Bu çocuğun yüzü gök; ağzı ateş (gibi) kızıl; gözleri elâ; saçları ve kaşları kara idi. Perilerden daha güzeldi. Bu çocuk anasının göğsünden ilk sütü emdi ve bir daha emmedi. Çiğ et, çorba ve şarap istedi. Dile gelmeğe başladı; kırk gün sonra büyüdü, yürüdü ve oynadı. Ayakları öküz ayağı gibi; beli kurt beli gibi; omuzları samur omuzu gibi; göğsü ayı göğsü gibi idi. Vücudu baştan aşağı tüylü idi. At sürüleri güder, ata biner ve av avlardı. Günlerden ve gecelerden sonra yiğit oldu. Bu...
O çağda, orada büyük bir orman vardı; birçok dereler ve ırmaklar vardı. Buraya gelen avlar ve burada uçan kuşlar çoktu. Bu ormanın içinde büyük bir gergedan vardı. At sürülerini ve halkı yerdi.

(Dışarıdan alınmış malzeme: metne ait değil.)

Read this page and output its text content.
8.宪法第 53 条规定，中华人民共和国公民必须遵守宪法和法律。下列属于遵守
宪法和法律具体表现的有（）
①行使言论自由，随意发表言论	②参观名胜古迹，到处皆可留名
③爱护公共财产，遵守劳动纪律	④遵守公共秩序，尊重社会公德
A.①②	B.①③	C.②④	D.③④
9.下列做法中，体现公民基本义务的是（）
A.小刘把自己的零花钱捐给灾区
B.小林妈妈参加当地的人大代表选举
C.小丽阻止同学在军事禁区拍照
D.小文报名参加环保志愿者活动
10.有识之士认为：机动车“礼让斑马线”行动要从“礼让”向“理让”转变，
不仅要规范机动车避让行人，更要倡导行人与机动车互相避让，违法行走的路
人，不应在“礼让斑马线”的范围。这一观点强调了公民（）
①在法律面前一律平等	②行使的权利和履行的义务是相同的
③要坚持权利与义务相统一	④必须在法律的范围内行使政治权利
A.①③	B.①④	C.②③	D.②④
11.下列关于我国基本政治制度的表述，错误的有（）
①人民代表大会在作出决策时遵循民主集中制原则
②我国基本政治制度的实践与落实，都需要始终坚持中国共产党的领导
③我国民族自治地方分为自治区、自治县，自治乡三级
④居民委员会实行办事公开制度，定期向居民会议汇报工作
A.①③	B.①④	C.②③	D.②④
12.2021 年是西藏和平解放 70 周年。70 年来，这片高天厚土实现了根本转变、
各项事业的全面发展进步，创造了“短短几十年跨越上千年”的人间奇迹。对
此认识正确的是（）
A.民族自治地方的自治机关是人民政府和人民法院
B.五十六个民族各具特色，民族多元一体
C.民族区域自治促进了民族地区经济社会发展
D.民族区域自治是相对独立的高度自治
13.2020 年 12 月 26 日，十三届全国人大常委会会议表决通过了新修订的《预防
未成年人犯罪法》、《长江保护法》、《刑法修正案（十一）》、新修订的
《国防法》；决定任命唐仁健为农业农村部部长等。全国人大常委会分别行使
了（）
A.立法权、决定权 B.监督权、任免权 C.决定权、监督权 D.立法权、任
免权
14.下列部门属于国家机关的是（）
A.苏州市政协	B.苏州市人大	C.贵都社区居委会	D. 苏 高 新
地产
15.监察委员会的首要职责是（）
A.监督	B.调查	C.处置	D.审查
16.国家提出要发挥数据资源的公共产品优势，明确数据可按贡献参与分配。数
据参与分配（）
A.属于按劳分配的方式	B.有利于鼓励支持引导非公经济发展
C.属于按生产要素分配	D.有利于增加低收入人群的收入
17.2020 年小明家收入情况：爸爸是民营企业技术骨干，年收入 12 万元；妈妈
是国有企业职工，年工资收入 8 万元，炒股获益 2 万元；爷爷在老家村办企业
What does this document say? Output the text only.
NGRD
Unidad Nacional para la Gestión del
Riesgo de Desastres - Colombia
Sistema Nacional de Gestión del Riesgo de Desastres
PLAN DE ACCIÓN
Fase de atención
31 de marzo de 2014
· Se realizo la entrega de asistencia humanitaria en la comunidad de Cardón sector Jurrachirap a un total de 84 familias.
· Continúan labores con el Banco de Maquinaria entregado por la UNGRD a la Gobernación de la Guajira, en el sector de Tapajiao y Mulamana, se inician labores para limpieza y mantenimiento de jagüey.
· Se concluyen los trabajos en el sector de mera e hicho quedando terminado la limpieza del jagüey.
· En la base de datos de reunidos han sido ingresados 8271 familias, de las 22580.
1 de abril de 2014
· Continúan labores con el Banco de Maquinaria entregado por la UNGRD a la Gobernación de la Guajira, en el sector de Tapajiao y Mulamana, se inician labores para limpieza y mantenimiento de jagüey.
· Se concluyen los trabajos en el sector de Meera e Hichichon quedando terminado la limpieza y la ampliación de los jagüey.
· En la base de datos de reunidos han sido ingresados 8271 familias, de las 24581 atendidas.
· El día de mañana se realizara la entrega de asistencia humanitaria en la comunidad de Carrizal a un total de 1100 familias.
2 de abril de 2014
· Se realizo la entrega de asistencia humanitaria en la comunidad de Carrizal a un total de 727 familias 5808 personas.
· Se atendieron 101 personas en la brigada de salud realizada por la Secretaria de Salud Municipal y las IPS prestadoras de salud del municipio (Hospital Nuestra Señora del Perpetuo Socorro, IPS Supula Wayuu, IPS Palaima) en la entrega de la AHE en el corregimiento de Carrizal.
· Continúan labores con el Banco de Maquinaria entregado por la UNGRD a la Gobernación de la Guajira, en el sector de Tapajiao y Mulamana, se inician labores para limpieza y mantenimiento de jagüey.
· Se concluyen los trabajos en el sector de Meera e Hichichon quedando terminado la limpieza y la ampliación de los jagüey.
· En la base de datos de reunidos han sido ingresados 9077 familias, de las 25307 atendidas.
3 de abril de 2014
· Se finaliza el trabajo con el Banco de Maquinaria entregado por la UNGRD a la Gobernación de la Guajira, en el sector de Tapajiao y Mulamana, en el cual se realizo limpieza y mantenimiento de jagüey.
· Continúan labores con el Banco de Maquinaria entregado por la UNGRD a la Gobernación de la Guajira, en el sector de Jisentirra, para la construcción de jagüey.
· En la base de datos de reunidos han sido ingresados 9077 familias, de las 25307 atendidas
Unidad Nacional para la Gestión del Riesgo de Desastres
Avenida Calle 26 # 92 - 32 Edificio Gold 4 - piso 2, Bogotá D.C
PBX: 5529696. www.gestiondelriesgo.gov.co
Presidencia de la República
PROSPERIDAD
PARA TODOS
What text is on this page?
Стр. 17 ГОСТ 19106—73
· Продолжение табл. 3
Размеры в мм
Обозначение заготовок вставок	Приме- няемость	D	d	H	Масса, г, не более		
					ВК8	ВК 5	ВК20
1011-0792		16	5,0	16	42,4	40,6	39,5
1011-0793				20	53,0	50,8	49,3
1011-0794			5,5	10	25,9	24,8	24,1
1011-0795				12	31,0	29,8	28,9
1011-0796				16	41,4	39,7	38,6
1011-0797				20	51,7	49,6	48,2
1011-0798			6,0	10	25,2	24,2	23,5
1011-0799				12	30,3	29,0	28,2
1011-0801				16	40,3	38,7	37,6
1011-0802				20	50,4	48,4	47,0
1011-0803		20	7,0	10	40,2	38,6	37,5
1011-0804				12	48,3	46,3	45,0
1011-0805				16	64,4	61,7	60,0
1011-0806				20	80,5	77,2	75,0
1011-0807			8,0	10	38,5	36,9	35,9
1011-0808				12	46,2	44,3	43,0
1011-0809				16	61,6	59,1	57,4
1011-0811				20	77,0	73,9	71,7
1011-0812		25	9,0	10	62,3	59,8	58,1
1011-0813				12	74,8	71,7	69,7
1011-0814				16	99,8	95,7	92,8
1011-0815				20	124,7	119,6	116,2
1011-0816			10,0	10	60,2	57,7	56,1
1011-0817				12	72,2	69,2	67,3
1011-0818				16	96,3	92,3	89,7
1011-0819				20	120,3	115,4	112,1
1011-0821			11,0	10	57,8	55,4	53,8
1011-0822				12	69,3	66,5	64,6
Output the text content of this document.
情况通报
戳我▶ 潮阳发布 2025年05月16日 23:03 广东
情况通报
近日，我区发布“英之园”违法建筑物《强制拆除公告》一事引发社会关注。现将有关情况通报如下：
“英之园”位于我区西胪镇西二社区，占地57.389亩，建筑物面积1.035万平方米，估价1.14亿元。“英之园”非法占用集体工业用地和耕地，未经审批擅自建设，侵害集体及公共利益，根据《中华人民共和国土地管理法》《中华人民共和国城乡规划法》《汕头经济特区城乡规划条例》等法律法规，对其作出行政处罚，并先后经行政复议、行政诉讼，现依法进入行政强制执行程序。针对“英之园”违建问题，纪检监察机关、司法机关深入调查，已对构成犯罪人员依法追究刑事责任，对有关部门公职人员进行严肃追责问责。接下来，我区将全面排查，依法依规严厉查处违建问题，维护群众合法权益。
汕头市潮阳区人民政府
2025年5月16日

Büyük ve yaman bir canavardı. Ağır bir eziyetle halkı ezmişti. Oğuz Kağan cesur bir adamdı. Bu gergedanı avlamak istedi. Günlerden bir gün ava çıktı. Kargı, yay, ok, kılıç ve kalkanla ava gitti. Bir geyik ele geçirdi, onu söğüt dalı ile bir ağaca bağladı ve gitti. Sonra sabah oldu. Tan ağarırken yine geldi ve gördü ki; gergedan geyiği almış. Sonra Oğuz Kağan bir ayı tuttu; onu altın kuşağı ile ağaca bağladı, gitti. Yine sabah oldu. Tan ağarırken yine geldi ve gördü ki: gergedan ayıyı da almış. Bu sefer o ağacın dibinde (kendisi) durdu. Gergedan geldi ve başı ile Oğuzun kalkanına vurdu. Oğuz kargı ile gergedanın başına vurdu ve onu öldürdü. Kılıcı ile başını kesti, aldı gitti. Tekrar geldiği zaman gördü ki: bir ala doğan gergedanının bağırsaklarını yemektedir. Yay ve okla ala doğanı öldürdü ve başını kesti.
Sonra dedi ki: (Gergedan) geyiği yedi, ayıyı yedi. Kargm onu öldürdü, demir olsa (olduğu için). Gergedanı ala doğan yedi, okum onu öldürdü; bakır olsa (olduğu için) dedi, gitti.
Yine günlerden bir gün Oğuz Kağan bir yerde Tanrıya yalvarmakta idi. Karanlık bastı. Gökten bir gök ışık indi. Güneşten ve aydan daha parlaktı. Oğuz Kağan oraya yürüdü ve gördü ki; O ışığın içinde bir kız var, yalnız oturuyor. Çok güzel bir kızdı. Başında (alnında?) ateşli ve parlak bir beni vardı, demirkazık (kutup yıldızı) gibi idi. O kız öyle güzeldi ki, gülse, gök tanrı gülüyor; ağlasa, gök tanrı ağlıyordu. Oğuz Kağan onu görünce aklı gitti; sevdi, aldı. Onunla yattı ve dileğini aldı. Kız gebe kaldı.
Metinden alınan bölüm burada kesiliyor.